Another meat industry, Mi-Trivas from Prnjavor, has recognised the importance of women, employing 49 in this company, out of a total of 90 workers. Deputy director of Mi-Trivas Jelena Vasić says that women hold almost all managerial posts in this company, thanks to their commitment, potential and determination to integrate into business community.
“If we look at the engagement of women in rural households in the past, before they were integrated into entrepreneurial community, we come to the conclusion that their role has always been essential in the agricultural setting. Greater integration through business community has only shed light on and showcased their abilities, possibilities and potential”, believes Vasić.
This woman entrepreneur from Prnjavor also chose to follow her family’s business path where women have been involved in production processes since the establishment of the company in 2001 until today.
“I speak from my experience when I say that women are a great driving force for the development of a family business, since by their very nature they are determined to preserve and advance a family setting – and this is largely translated into business environment,” said Vasić.
Today, Mi-Trivas is a modern-equipped meat industry that can fully meet the demands of customers and today’s market. In order to maintain the quality of production, Vasić admits that she often faces difficulties as a woman supervising a large work team.
“Work-life balance is a major challenge for women as their full engagement is required in any of these settings. Problems are inevitable in doing business, but if you have certain goals and a good and diligent team, you will overcome obstacles more easily and will be more motivated for further work. Overcoming challenges in work and life gives a person a great deal of security, satisfaction, motivation and desire to keep going,” said Vasić.

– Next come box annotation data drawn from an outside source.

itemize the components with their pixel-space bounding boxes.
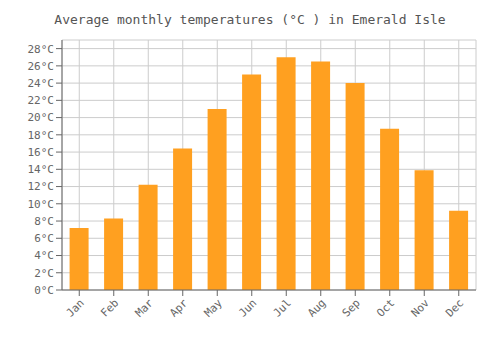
svg-text:Oct: Oct [374, 296, 397, 319]
svg-text:28°C: 28°C [28, 43, 55, 56]
svg-text:Jan: Jan [64, 296, 87, 319]
svg-text:18°C: 18°C [28, 129, 55, 142]
svg-text:Jul: Jul [271, 296, 294, 319]
html-text:Average monthly temperatures (: Average monthly temperatures (°C ) in Em… [54, 12, 446, 27]
svg-text:Sep: Sep [340, 296, 363, 319]
svg-text:6°C: 6°C [34, 232, 54, 245]
svg-text:8°C: 8°C [34, 215, 54, 228]
svg-text:May: May [202, 296, 226, 320]
svg-text:Mar: Mar [133, 296, 157, 320]
svg-text:Jun: Jun [236, 296, 259, 319]
svg-text:Dec: Dec [443, 296, 466, 319]
svg-text:Aug: Aug [305, 296, 328, 319]
svg-text:22°C: 22°C [28, 94, 55, 107]
svg-text:26°C: 26°C [28, 60, 55, 73]
svg-text:Feb: Feb [98, 296, 121, 319]
svg-text:0°C: 0°C [34, 284, 54, 297]
svg-text:14°C: 14°C [28, 163, 55, 176]
svg-text:20°C: 20°C [28, 111, 55, 124]
svg-text:Apr: Apr [167, 296, 191, 320]
svg-text:4°C: 4°C [34, 249, 54, 262]
svg-text:Nov: Nov [409, 296, 433, 320]
svg-text:2°C: 2°C [34, 267, 54, 280]
svg-text:12°C: 12°C [28, 180, 55, 193]
svg-text:10°C: 10°C [28, 198, 55, 211]
svg-text:24°C: 24°C [28, 77, 55, 90]
svg-text:16°C: 16°C [28, 146, 55, 159]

Out of the total number of registered owners of farms in the rural areas of Prnjavor, Vasić says that only 10 percent are women owners of farms and beneficiaries of incentives. This local community strives through certain subsidies to help empower women in agriculture, and Vasić hopes that in the future as many women as possible will dare to start their own businesses in agriculture.
Challenges faced by both Vasić and Karavelić inevitably include migrations of working age population from the country, insufficient resources of basic raw materials on the domestic market, constant growth in the cost of energy and raw materials, and poor subsidies for primary production and the processing industry. Yet, they believe that Bosnia and Herzegovina can provide greater assistance through subsidies, incentives and secured buy-off so that domestic producers are more competitive on the market.
The companies of these two women entrepreneurs from Visoko and Prnjavor are supported by grants through European Union Support for Agricultural Competitiveness and Rural Development in Bosnia and Herzegovina (EU4AGRI). The project is financed by the European Union, and implemented by the United Nations Development Programme (UNDP) in partnership with the Czech Development Agency.